A note on attribution is warranted. theoldrobots.com documents “four gel cell” batteries, and the 6 V per-cell value is widely reported for the HERO 1; the firm, multiply-sourced claim is simply four gel-cell rechargeable batteries with an included 120/240 VAC charger (HERO FAQ; theoldrobots.com). The practical consequences of that battery chemistry for a machine being restored today — aged packs, charging cautions, and the mains-charger safety posture — are taken up in Vol. 8 and in _shared/safety.md.

Reading the architecture as a whole

Put together, the HERO 1’s hardware is a single 8-bit story. A 6808 at 1 MHz sits on one bus. Below it on that bus is 4 KB of static RAM in two 6116s, holding the operator’s program and the monitor’s live state — including the documented $0000, $0006, and $0EFC landmarks. High on the bus is the robot monitor in ROM, reported around 2 KB and addressed in the E000–FFFF region. Between them is a band of memory-mapped I/O through which drive, steering, head, arm, sensors, speech, and the keypad/LED console are all reached as ordinary addresses. And underneath everything is a four-cell gel-cell pack charged from the wall.
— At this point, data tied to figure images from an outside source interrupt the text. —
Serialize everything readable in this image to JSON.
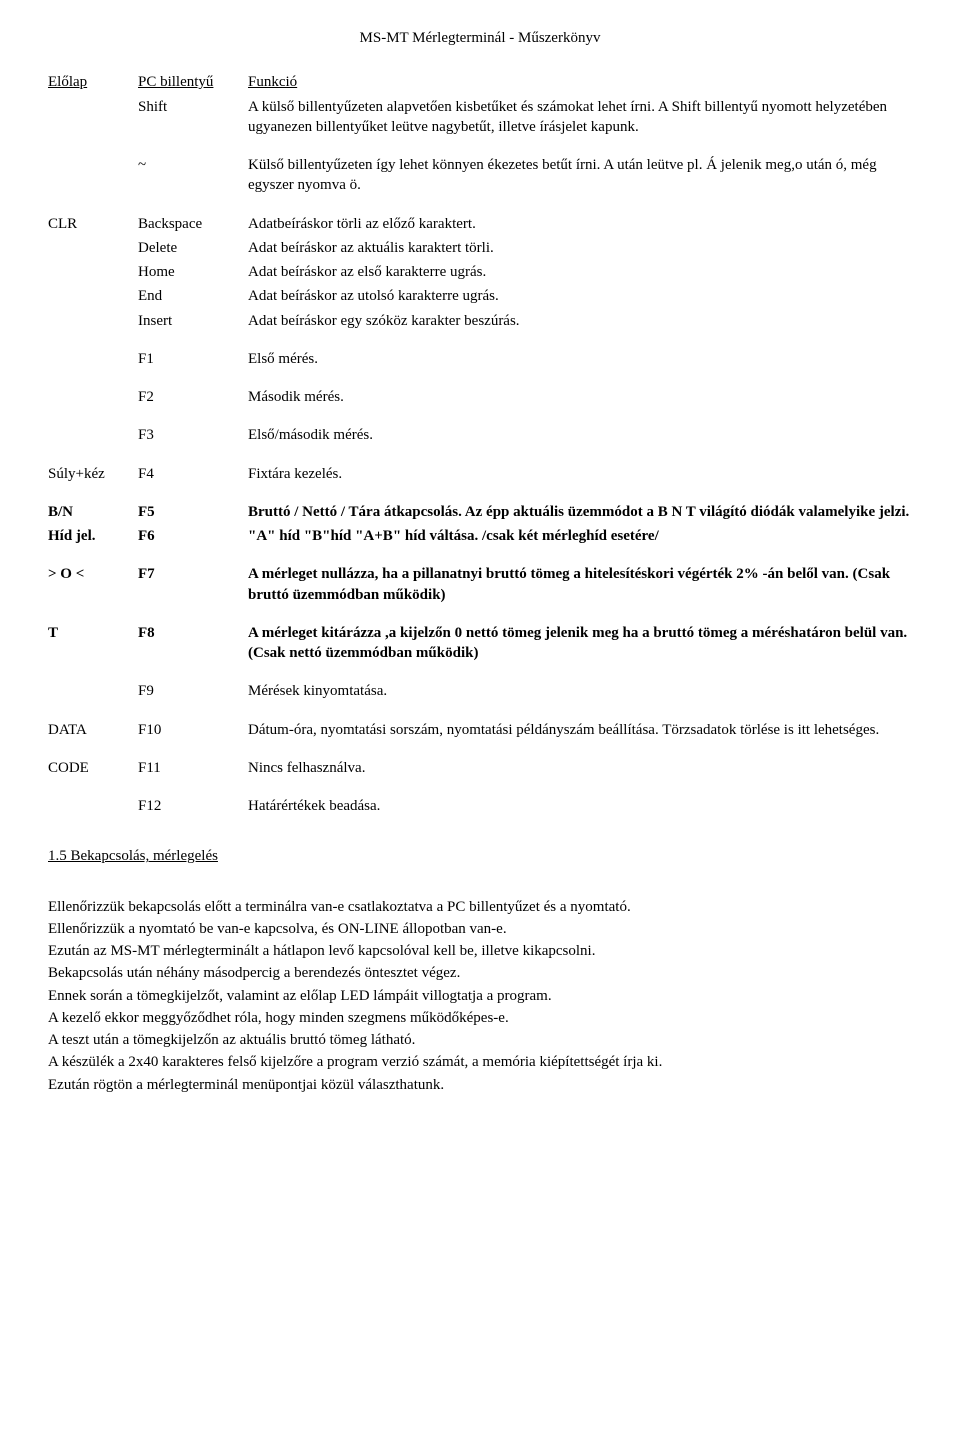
{
  "header": "MS-MT Mérlegterminál - Műszerkönyv",
  "thead": {
    "c1": "Előlap",
    "c2": "PC billentyű",
    "c3": "Funkció"
  },
  "shift": {
    "c2": "Shift",
    "c3": "A külső billentyűzeten alapvetően kisbetűket és számokat lehet írni. A Shift billentyű nyomott helyzetében ugyanezen billentyűket leütve nagybetűt, illetve írásjelet kapunk."
  },
  "tilde": {
    "c2": "~",
    "c3": "Külső billentyűzeten így lehet könnyen ékezetes betűt írni. A után leütve pl. Á jelenik meg,o után ó, még egyszer nyomva ö."
  },
  "clr": {
    "c1": "CLR",
    "items": [
      {
        "k": "Backspace",
        "v": "Adatbeíráskor törli az előző karaktert."
      },
      {
        "k": "Delete",
        "v": "Adat beíráskor az aktuális karaktert törli."
      },
      {
        "k": "Home",
        "v": "Adat beíráskor az első karakterre ugrás."
      },
      {
        "k": "End",
        "v": "Adat beíráskor az utolsó karakterre ugrás."
      },
      {
        "k": "Insert",
        "v": "Adat beíráskor egy szóköz karakter beszúrás."
      }
    ]
  },
  "f1": {
    "k": "F1",
    "v": "Első mérés."
  },
  "f2": {
    "k": "F2",
    "v": "Második mérés."
  },
  "f3": {
    "k": "F3",
    "v": "Első/második mérés."
  },
  "f4": {
    "c1": "Súly+kéz",
    "k": "F4",
    "v": "Fixtára kezelés."
  },
  "f5": {
    "c1": "B/N",
    "k": "F5",
    "v": "Bruttó / Nettó / Tára átkapcsolás. Az épp aktuális üzemmódot a B N T világító diódák valamelyike jelzi."
  },
  "f6": {
    "c1": "Híd jel.",
    "k": "F6",
    "v": "\"A\" híd  \"B\"híd \"A+B\" híd váltása.  /csak két mérleghíd esetére/"
  },
  "f7": {
    "c1": "> O <",
    "k": "F7",
    "v": "A mérleget nullázza, ha a pillanatnyi bruttó tömeg a hitelesítéskori végérték 2% -án belől van. (Csak bruttó üzemmódban működik)"
  },
  "f8": {
    "c1": "T",
    "k": "F8",
    "v": "A mérleget kitárázza ,a kijelzőn 0 nettó tömeg jelenik meg  ha a bruttó tömeg a méréshatáron belül van. (Csak nettó üzemmódban működik)"
  },
  "f9": {
    "k": "F9",
    "v": "Mérések kinyomtatása."
  },
  "f10": {
    "c1": "DATA",
    "k": "F10",
    "v": "Dátum-óra,  nyomtatási sorszám, nyomtatási példányszám beállítása. Törzsadatok törlése is itt lehetséges."
  },
  "f11": {
    "c1": "CODE",
    "k": "F11",
    "v": "Nincs felhasználva."
  },
  "f12": {
    "k": "F12",
    "v": "Határértékek beadása."
  },
  "section": "1.5 Bekapcsolás, mérlegelés",
  "para": [
    "Ellenőrizzük bekapcsolás előtt a terminálra van-e csatlakoztatva a PC billentyűzet és a nyomtató.",
    "Ellenőrizzük a nyomtató be van-e kapcsolva, és ON-LINE állopotban van-e.",
    "Ezután az MS-MT mérlegterminált a hátlapon levő kapcsolóval kell be, illetve kikapcsolni.",
    "Bekapcsolás után néhány másodpercig a berendezés öntesztet végez.",
    "Ennek során a tömegkijelzőt, valamint az előlap LED lámpáit villogtatja a program.",
    "A kezelő ekkor meggyőződhet róla, hogy minden szegmens működőképes-e.",
    "A teszt után a tömegkijelzőn az aktuális bruttó tömeg látható.",
    "A készülék a 2x40 karakteres felső kijelzőre a program verzió számát, a memória kiépítettségét írja ki.",
    "Ezután rögtön a mérlegterminál menüpontjai közül választhatunk."
  ]
}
That is the whole machine at the bus level. The volumes that follow open each device on that bus in turn — but every one of them, when a program runs, comes back to the same act: the 6808 placing an address on the bus and moving a byte. The exhaustive map of which byte goes where is the ET-18 Technical Manual’s to give; this volume has set the frame into which those addresses fit.